Publicacao/Comunicacao
Intimação - Decisão
ESTADO DE MATO GROSSO PODER JUDICIÁRIO 5ª VARA DA COMARCA DE ALTA FLORESTA
DECISÃO
Processo: 1004038-68.2022.8.11.0007..
REQUERENTE: ANA LUCIA DE ANDRADE
REQUERIDO: INSTITUTO NACIONAL DO SEGURO SOCIAL - INSS
Trata-se de Cumprimento de Sentença proposto por ANA LUCIA DE ANDRADE em face do INSTITUTO NACIONAL DO SEGURO SOCIAL – INSS, objetivando a satisfação de crédito previdenciário reconhecido por sentença transitada em julgado. O cerne da controvérsia reside na Renda Mensal Inicial (RMI) e no Coeficiente de Cálculo. A sentença (ID 105783160) determinou a concessão de aposentadoria por idade urbana com coeficiente de 100% do salário de benefício. É o relato essencial. Decido. A sentença foi categórica ao determinar o coeficiente de 100%. Compulsando os autos, verifica-se que a autarquia ré, ao implantar o benefício (NB 209.655.540-4), utilizou inicialmente o coeficiente de 60% e, posteriormente, 88%, sob a alegação de aplicação das regras da EC 103/2019. O título executivo judicial deve ser fielmente cumprido, não cabendo ao INSS, na via administrativa, reduzir o coeficiente fixado pelo Poder Judiciário. Em decisão proferida ao ID. 194830522, foi determinado o encaminhamento dos autos a Contadoria Judicial, para elaboração de cálculo acerca da divergência estabelecida sobre a RMI do benefício concedido. Em resposta, a Contadoria Judicial certificou (ID 208048622): Certifico que os cálculos foram eleborados, considerando-se a Renda Mensal Inicial apresentada pelo INSS, pois a autarquia possui fé pública, bem como programa de cálculo específico para obtenção da R.M.I, não cabendo a esta contadoria mundaça quanto à metodologia adotada pelo INSS. Sendo assim foi elaborado o cálculo, com a atualização nos moldes delineados em sentença. Verifica-se que ao elaborar os cálculos a Contadoria considerou a RMI informada pela autarquia previdenciária, a qual é o objeto da discussão estabelecida nos autos, sob o fundamento de a autarquia possuir fé pública. A função da Contadoria Judicial, como órgão auxiliar do Juízo e imparcial, é justamente conferir a exatidão dos cálculos quando há divergência entre as partes. Se o objeto da lide é o erro cometido pela autarquia no reconhecimento dos períodos de contribuição e no cálculo da renda, admitir o cálculo do devedor como verdade absoluta configuraria cerceamento de defesa e negativa de prestação jurisdicional.

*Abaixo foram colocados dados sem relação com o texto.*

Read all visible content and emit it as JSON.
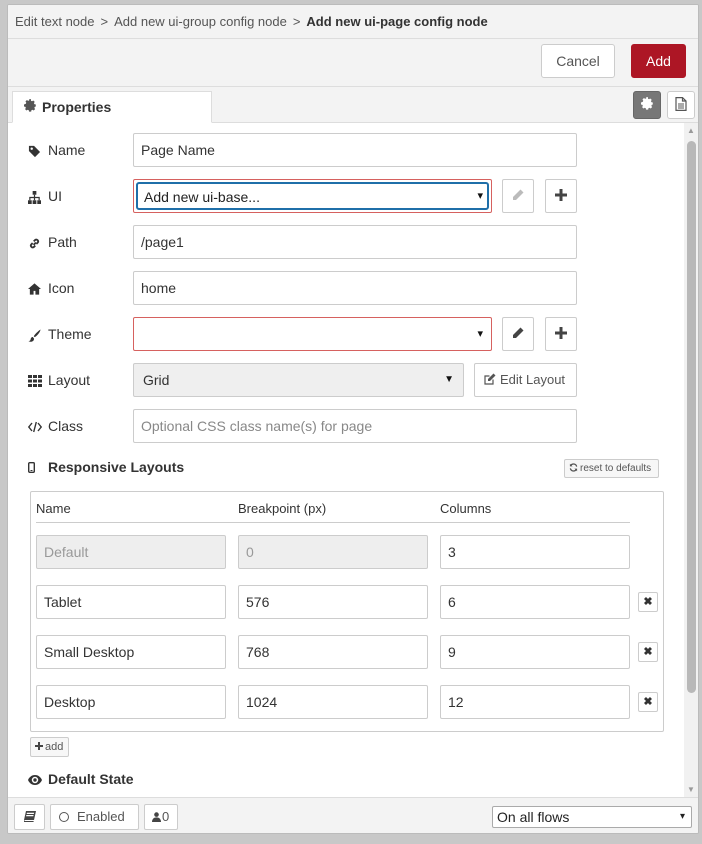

Ante o exposto, DETERMINO o retorno dos autos à Contadoria Judicial para que elabore o cálculo definitivo de liquidação, observando rigorosamente o estabelecido em sentença e decisão proferida nos autos (IDs 105783160 e 138535461): a) DIB: 12/04/2019; b) Coeficiente: 100%; c) Média dos Salários: Deve considerar os salários de contribuição dos períodos reconhecidos na sentença (constantes originariamente no CNIS e reconhecidos em sentença - 08/02/1979 a 31/12/1979 – fl. 14; 02/01/1980 a 18/08/1980 – fl. 16; 23/02/1981 a 31/12/1981 – fl. 18; 01/01/1982 a 27/07/1982 – fl. 20; 11/08/1982 a 06/07/1983 – fl. 22; 28/07/1988 a 30/10/1992 – fl. 24; 04/01/199 a 30/06/1999 – fls. 25, 27, 29, 30 e 31; 20/06/1999 a 16/11/2000 – fl. 32; d) Atualização: Nos moldes da sentença proferida. Por fim, DEFIRO a expedição de alvará de levantamento em favor da parte autora e de sua patrona, referente aos valores incontroversos (ID 185179725), tendo em vista a existência de valores já depositados nos autos (IDs 229446191 e 185722846), correspondente ao montante de R$ 69.409,60 devidos à parte autora e R$ 6.940,96 à advogada constituída nos autos. Com o retorno dos autos da Contadoria, oportunize-se manifestação às partes, no prazo de 10 dias, e retornem os autos conclusos para deliberação. Intimem-se. Alta Floresta/MT, data e assinatura registradas no sistema. JACOB SAUER, Juiz de Direito.